Add more metadata info - page label and filename? #13

Closed vishhvak closed 8 months ago

vishhvak commented 8 months ago

I'm trying to use it as a pdf reader for llama index, which usually also has details like page label with each document. Anyway to add that info too? How would I go about customizing it to do that myself?

ansukla commented 8 months ago

Yes, this is possible. We will expose the raw json at every node, so that you can get that info while indexing. Could you please share the code you are using to index?

vishhvak commented 8 months ago

I'm using the example from llama_hub

ansukla commented 8 months ago

Got it, will push a PR soon to add meta information to the loader.

vishhvak commented 8 months ago

If I weren't using the loader, how would I add metadata myself (need to get this to work asap for work :) )

ansukla commented 8 months ago

For now, you can simply iterate through the chunks and use the chunk_id here. page_idx and other meta info will be added to the chunks in a subsequent release.
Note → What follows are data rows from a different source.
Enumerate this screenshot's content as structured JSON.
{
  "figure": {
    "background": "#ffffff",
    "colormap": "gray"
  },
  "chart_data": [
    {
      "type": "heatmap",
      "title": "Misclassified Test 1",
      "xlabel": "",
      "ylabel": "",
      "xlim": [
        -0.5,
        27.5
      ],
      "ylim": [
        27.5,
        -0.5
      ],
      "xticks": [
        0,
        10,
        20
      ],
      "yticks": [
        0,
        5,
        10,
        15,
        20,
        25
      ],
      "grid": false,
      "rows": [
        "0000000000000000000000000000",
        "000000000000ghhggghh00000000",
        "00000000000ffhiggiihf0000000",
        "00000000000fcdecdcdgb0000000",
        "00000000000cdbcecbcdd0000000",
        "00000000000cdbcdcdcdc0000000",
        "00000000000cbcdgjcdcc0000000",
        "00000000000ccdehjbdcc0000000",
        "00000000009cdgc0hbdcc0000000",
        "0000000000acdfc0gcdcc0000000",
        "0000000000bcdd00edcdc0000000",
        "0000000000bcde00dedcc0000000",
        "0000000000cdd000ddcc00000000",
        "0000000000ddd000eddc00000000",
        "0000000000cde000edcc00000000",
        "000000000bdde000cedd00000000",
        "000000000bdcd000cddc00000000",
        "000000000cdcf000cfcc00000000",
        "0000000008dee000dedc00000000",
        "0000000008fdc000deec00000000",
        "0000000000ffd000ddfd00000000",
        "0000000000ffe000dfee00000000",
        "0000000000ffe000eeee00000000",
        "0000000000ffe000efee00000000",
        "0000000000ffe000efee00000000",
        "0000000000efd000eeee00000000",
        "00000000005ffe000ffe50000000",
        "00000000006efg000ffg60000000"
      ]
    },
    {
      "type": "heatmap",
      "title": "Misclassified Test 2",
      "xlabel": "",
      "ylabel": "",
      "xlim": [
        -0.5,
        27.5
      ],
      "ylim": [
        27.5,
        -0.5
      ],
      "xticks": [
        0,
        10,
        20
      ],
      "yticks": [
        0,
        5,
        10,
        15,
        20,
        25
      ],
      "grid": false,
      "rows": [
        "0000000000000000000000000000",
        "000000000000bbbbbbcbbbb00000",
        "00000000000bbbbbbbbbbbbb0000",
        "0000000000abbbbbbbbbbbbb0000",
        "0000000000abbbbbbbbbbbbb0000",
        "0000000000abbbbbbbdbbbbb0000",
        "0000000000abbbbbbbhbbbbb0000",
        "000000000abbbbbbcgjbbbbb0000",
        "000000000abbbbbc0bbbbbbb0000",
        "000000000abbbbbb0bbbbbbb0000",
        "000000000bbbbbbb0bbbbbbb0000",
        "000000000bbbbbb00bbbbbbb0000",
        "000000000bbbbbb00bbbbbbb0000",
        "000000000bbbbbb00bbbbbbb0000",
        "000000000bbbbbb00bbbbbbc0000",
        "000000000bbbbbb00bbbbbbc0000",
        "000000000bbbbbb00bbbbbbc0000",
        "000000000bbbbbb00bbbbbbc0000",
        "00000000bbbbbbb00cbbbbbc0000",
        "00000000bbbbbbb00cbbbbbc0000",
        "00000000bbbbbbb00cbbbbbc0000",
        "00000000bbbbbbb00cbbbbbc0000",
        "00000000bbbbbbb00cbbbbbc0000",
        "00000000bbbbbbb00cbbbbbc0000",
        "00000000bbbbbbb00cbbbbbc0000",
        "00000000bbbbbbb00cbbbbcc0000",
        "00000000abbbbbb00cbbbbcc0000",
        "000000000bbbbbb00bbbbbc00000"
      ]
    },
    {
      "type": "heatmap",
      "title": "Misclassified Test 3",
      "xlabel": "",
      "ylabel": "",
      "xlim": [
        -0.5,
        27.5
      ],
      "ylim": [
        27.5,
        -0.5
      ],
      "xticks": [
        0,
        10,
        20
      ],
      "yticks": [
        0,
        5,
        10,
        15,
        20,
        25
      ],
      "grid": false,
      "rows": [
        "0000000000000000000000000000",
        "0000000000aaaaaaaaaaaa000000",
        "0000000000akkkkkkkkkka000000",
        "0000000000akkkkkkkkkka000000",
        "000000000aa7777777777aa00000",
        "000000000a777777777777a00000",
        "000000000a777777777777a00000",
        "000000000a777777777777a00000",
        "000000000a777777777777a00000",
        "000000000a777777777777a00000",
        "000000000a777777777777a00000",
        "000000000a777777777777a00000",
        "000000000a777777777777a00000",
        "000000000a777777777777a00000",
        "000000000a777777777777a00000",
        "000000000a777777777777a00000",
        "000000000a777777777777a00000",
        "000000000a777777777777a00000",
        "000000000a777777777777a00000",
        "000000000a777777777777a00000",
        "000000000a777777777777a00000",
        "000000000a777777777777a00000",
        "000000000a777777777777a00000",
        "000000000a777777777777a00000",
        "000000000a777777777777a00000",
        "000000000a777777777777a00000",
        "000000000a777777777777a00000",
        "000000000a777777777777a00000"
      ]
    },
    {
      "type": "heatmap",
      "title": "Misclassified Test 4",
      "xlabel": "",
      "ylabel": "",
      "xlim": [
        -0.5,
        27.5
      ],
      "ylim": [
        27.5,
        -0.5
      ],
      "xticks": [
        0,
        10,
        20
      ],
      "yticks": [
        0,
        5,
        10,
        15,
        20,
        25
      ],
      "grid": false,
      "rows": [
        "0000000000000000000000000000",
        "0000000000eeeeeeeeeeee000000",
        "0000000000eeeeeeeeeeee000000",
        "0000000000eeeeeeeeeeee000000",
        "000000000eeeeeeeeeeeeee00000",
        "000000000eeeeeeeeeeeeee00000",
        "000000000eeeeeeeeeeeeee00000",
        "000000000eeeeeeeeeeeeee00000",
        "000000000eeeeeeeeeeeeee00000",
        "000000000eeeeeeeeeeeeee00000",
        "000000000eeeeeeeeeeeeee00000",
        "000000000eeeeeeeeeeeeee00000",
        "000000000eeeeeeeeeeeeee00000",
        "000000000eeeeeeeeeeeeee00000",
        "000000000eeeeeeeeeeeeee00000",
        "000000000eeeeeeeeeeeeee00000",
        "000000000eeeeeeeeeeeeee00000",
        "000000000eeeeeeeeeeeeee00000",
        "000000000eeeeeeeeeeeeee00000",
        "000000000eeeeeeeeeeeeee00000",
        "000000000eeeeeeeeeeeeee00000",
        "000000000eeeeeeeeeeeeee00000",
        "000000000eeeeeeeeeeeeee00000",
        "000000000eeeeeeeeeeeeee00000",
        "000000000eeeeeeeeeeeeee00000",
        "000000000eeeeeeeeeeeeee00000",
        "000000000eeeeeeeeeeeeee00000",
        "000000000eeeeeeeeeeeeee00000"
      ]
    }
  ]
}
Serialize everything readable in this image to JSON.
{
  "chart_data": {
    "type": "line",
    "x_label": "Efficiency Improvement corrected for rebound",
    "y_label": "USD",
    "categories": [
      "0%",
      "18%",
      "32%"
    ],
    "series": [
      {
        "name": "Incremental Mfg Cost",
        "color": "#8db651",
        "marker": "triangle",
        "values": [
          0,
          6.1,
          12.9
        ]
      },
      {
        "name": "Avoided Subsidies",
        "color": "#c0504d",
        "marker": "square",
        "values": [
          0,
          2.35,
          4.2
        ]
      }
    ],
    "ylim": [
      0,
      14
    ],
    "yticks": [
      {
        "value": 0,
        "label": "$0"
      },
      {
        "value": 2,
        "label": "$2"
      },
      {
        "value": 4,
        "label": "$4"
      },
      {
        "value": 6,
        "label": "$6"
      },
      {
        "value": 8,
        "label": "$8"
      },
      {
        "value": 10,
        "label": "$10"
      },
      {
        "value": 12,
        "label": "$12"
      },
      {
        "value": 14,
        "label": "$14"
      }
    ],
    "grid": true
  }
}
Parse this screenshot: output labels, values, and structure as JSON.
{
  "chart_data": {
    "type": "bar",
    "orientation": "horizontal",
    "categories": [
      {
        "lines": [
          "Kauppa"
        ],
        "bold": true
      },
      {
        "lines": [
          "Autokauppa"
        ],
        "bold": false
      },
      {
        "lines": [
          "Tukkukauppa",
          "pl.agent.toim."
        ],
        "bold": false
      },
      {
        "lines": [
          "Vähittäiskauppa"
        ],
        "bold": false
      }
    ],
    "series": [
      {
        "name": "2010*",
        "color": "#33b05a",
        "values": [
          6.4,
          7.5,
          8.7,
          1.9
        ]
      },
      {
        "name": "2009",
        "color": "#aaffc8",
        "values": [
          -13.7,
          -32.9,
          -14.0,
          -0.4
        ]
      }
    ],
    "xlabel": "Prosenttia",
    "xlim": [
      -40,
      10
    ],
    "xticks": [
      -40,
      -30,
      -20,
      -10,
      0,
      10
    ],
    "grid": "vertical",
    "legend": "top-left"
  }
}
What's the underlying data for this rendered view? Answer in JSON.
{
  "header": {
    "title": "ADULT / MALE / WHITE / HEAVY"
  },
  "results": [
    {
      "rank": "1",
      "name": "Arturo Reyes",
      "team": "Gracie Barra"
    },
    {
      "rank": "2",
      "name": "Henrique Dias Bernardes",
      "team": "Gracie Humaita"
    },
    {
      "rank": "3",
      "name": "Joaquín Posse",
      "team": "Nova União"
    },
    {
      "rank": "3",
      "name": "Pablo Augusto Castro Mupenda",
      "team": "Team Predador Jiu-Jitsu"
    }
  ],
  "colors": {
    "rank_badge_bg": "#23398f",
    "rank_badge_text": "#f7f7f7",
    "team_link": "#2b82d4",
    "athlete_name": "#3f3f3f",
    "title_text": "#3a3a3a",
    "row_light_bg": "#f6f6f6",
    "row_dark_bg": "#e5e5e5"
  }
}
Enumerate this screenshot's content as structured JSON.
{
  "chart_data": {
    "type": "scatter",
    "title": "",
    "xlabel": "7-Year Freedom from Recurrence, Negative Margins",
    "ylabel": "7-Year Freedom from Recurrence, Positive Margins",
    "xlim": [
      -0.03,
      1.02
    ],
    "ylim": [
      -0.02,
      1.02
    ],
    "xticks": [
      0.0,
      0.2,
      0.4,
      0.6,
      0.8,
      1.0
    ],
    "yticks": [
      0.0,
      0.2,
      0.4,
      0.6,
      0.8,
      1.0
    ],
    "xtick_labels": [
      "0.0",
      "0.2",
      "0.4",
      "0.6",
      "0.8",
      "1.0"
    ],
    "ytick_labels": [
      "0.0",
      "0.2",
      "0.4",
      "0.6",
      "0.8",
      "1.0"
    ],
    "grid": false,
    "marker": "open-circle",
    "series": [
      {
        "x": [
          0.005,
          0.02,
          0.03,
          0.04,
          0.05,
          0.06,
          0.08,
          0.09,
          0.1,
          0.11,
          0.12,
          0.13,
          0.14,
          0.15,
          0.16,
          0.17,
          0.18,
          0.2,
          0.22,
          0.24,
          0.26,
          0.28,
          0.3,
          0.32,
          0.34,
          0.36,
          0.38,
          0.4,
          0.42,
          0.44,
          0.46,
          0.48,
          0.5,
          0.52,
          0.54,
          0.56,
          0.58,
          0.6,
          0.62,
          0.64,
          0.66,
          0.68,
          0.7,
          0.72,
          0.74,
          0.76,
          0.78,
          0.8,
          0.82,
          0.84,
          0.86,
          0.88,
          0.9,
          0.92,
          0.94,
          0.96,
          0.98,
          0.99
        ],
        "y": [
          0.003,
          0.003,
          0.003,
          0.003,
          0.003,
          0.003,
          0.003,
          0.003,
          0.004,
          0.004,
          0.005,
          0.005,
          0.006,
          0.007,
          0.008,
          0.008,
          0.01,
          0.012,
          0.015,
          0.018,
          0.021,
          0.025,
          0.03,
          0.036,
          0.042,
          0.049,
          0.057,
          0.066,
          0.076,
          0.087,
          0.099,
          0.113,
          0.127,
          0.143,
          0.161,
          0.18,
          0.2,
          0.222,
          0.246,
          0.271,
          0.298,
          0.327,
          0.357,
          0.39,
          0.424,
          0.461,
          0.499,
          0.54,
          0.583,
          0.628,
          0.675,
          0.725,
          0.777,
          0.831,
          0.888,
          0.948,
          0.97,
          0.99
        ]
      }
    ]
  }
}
from llama_index.readers.schema.base import Document from llama_index import VectorStoreIndex

index = VectorStoreIndex([]) for chunk_id, chunk in enumerate(doc.chunks()): index.insert(Document(text=chunk.to_context_text(), extra_info={"id": chunk_id})) query_engine = index.as_query_engine()

vishhvak commented 8 months ago

Is there a way to go from json to chunks? If there is, maybe I can manually add page label data that way?

ChintanDonda commented 8 months ago

I've the same requirement. Can we add page number & PDF filename (or url in case of online PDF) as a metadata with each chunk?

I require this to get the SOURCE of information retrieved in the RAG-QA application.

ansukla commented 8 months ago

Metadata is now available via chunk.block_json or chunk.page_idx, chunk.block_idx etc.